Уверенность его голоса тут же подкрепилась чёрными зрачком ствола нагана.
- Да я тебя! – матрос схватился за винтовку, но вошедший незнакомец произвёл едва заметное движение, щёлкнул сухой выстрел, и Егорка рухнул на паркет с маленьким отверстием, расположенным с поразительной симметрией прямо посередине лба.
В тот же миг, мордастый кинулся на красавчика-шатена с финкой, но проворство незнакомца вновь выручило его, и вторая пуля уложила здоровяка на месте.
- Я тут ни при чём, господин, простите! – затрясся посеревший вертлявчик.
- Бог троицу любит, сударь... Вы оскорбили порядочную женщину, ногтя которой Вы не стоите.

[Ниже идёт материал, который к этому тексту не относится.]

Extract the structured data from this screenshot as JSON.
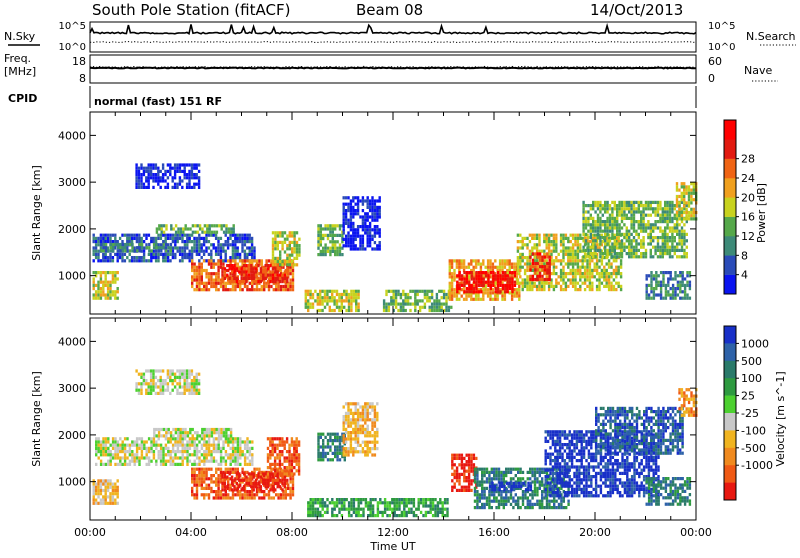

Я всё слышал, - за этими словами последовал третий выстрел, уложивший уголовника столь же аккуратно, в голову.
- Я не причастен к этому насилию, засвидетельствуйте, пожалуйста, гражданка! – взмолился Вигилянский. - Меня попросили, как искусствоведа, произвести оценку...
- Да, сударь, - с каменным лицом произнесла Настасья, - это правда.
- Проваливай, мразь, - бросил незнакомец Вигилянскому.
Тут Настасья заметила, что всё это время, за спиной вошедшего спасителя стоял какой-то человек. После того, как лысый мерзкий тип был изгнан, освободитель шепнул незнакомцу пару слов, и тот последовал за Вигилянским.
- Позвольте представиться, сударыня, - нарушил зависшее молчание элегантный человек лет тридцати пяти, то есть – ровесник Настасьи, своим низким хорошо поставленным голосом, - меня обыкновенно зовут Червовый Валет. Но для Вас я просто Олег. Прошу Вас называть меня именно так. Сейчас мой слуга и друг вернётся и уберёт эти отвратительные тела, вымоет полы. Не беспокойтесь. Всё будет сделано, как надо, и их милиция не заметит и следа. А пока позвольте мне осмотреть даму, лежащую без чувств. У меня имеется некоторый опыт в медицинском деле.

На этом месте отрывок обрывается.